Gusman Je ne sais pas, de vrai, quel homme il peut être, s'il faut qu'il nous ait fait cette perfidie et je ne comprends point comme après tant d'amour et tant d'impatience témoignée, tant d'hommages pressants, de vœux, de soupirs et de larmes, tant de lettres passionnées, de protestations ardentes et de serments réitérés, tant de transports enfin et tant d'emportements qu'il a fait paraître, jusqu'à forcer, dans sa passion, l'obstacle sacré d'un couvent, pour mettre Dona Elvire en sa puissance, je ne comprends pas, dis-je, comme, après tout cela, il aurait le cœur de pouvoir manquer à sa parole.

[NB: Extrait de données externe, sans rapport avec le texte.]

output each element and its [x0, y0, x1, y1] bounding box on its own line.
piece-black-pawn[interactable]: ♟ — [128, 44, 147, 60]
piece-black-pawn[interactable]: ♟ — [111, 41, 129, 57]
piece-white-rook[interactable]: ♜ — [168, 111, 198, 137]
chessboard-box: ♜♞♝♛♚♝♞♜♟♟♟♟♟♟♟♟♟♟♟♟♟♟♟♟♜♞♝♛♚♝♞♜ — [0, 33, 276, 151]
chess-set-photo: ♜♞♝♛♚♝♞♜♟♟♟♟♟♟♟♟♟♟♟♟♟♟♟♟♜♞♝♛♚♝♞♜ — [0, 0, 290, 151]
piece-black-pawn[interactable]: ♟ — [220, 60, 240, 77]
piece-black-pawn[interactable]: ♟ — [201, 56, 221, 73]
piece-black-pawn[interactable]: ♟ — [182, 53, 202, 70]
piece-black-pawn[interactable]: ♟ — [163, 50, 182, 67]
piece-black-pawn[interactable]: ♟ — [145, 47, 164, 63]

Sganarelle Je n'ai pas grande peine à le comprendre, moi et si tu connaissais le pèlerin, tu trouverais la chose assez facile pour lui. Je ne dis pas qu'il ait changé de sentiments pour Dona Elvire, je n'en ai point de certitude encore: tu sais que, par son ordre, je partis avant lui, et depuis son arrivée il ne m'a point entretenu mais, par précaution, je t'apprends, inter nos, que tu vois en Dom Juan, mon maître, le plus grand scélérat que la terre ait jamais porté, un enragé, un chien, un diable, un Turc, un hérétique, qui ne croit ni Ciel, ni Enfer, ni loup-garou, qui passe cette vie en véritable bête brute, un pourceau d'Épicure, un vrai Sardanapale, qui ferme l'oreille à toutes les remontrances chrétiennes qu'on lui peut faire, et traite de billevesées tout ce que nous croyons. Tu me dis qu'il a épousé ta maîtresse: crois qu'il aurait plus fait pour sa passion, et qu'avec elle il aurait encore épousé toi, son chien et son chat. Un mariage ne lui coûte rien à contracter il ne se sert point d'autres pièges pour attraper les belles, et c'est un épouseur à toutes mains. Dame, demoiselle, bourgeoise, paysanne, il ne trouve rien de trop chaud ni de trop froid pour lui et si je te disais le nom de toutes celles qu'il a épousées en divers lieux, ce serait un chapitre à durer jusques au soir. Tu demeures surpris et changes de couleur à ce discours ce n'est là qu'une ébauche du personnage, et pour en achever le portrait, il faudrait bien d'autres coups de pinceau. Suffit qu'il faut que le courroux du Ciel l'accable quelque jour qu'il me vaudrait bien mieux d'être au diable que d'être à lui, et qu'il me fait voir tant d'horreurs, que je souhaiterais qu'il fût déjà je ne sais où. Mais un grand seigneur méchant homme est une terrible chose il faut que je lui sois fidèle, en dépit que j'en aie: la crainte en moi fait l'office du zèle, bride mes sentiments, et me réduit d'applaudir bien souvent à ce que mon âme déteste. Le voilà qui vient se promener dans ce palais: séparons-nous. Écoute au moins: je t'ai fait cette confidence avec franchise, et cela m'est sorti un peu bien vite de la bouche mais s'il fallait qu'il en vînt quelque chose à ses oreilles, je dirais hautement que tu aurais menti.